The Chrome browser extension, called Password Checkup, is available today. It securely checks credentials used to log in to websites—whether they’re manually entered or stored in Chrome’s password manager—against hashed credentials stored in an encrypted database of billions of compromised accounts maintained by Google. Elie Bursztein, head of Google’s anti-abuse research, told Ars that the protocol behind the service is being presented as a standard for securely checking account security and that the interface may be offered as an open application interface in the future.
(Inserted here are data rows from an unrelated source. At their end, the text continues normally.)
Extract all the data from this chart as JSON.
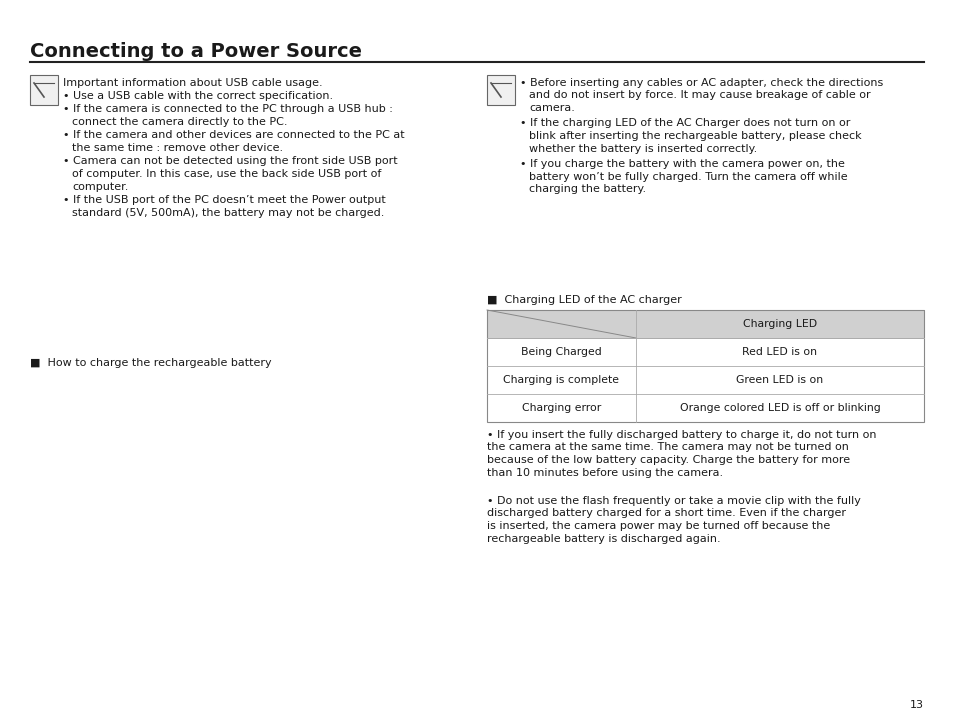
{
  "title": "Connecting to a Power Source",
  "bg_color": "#ffffff",
  "text_color": "#1a1a1a",
  "page_number": "13",
  "left_note_header": "Important information about USB cable usage.",
  "left_bullets": [
    "Use a USB cable with the correct specification.",
    "If the camera is connected to the PC through a USB hub :\nconnect the camera directly to the PC.",
    "If the camera and other devices are connected to the PC at\nthe same time : remove other device.",
    "Camera can not be detected using the front side USB port\nof computer. In this case, use the back side USB port of\ncomputer.",
    "If the USB port of the PC doesn’t meet the Power output\nstandard (5V, 500mA), the battery may not be charged."
  ],
  "right_bullets": [
    "Before inserting any cables or AC adapter, check the directions\nand do not insert by force. It may cause breakage of cable or\ncamera.",
    "If the charging LED of the AC Charger does not turn on or\nblink after inserting the rechargeable battery, please check\nwhether the battery is inserted correctly.",
    "If you charge the battery with the camera power on, the\nbattery won’t be fully charged. Turn the camera off while\ncharging the battery."
  ],
  "how_to_charge": "■  How to charge the rechargeable battery",
  "charging_led_header": "■  Charging LED of the AC charger",
  "table_header_right": "Charging LED",
  "table_rows": [
    [
      "Being Charged",
      "Red LED is on"
    ],
    [
      "Charging is complete",
      "Green LED is on"
    ],
    [
      "Charging error",
      "Orange colored LED is off or blinking"
    ]
  ],
  "table_header_bg": "#d0d0d0",
  "table_row_bg": "#ffffff",
  "bottom_text1": "• If you insert the fully discharged battery to charge it, do not turn on\nthe camera at the same time. The camera may not be turned on\nbecause of the low battery capacity. Charge the battery for more\nthan 10 minutes before using the camera.",
  "bottom_text2": "• Do not use the flash frequently or take a movie clip with the fully\ndischarged battery charged for a short time. Even if the charger\nis inserted, the camera power may be turned off because the\nrechargeable battery is discharged again."
}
Checking for password breaches is a sensitive operation. Google’s security team has been offering password checks for G Suite users for some time, but doing the same thing for the rest of users’ credentials is a much more delicate privacy dance. Users don’t want to just hand over their passwords and accounts to Google openly, and “Google has a data set we don’t want to publicly share,” said Kurt Thomas, staff research scientist at Google. So Password Checkup uses a combination of anonymization and cryptography to protect the exchange, using a technique called “blinding” to create a secret search index. Credentials are anonymized with an Argon2 hash function to create a search key for Google’s database and encrypted with Elliptic Curve cryptography.
“On your end, you get an index that only you know,” said Thomas. And that index is both hashed and only a partial encoding of the information—it can’t be used to recreate a complete version of login credentials.
The backend database contains data culled from password dumps on underground marketplaces. Currently, it contains terabytes of data on over 4 billion compromised credentials and is constantly being updated by Google’s threat research team, Bursztein said. The database and the API to access it could be applied to a number of future capabilities, and Bursztein said that his team is open to suggestions on how to best use it. Potentially, the database could be a valuable resource to companies’ internal threat-hunting teams seeking hints of compromise of critical accounts on third-party services. But for now, Bursztein said, the goal is to reach Internet users in a way that’s transparent and easy to use, regardless of whether they have a security team to back them up.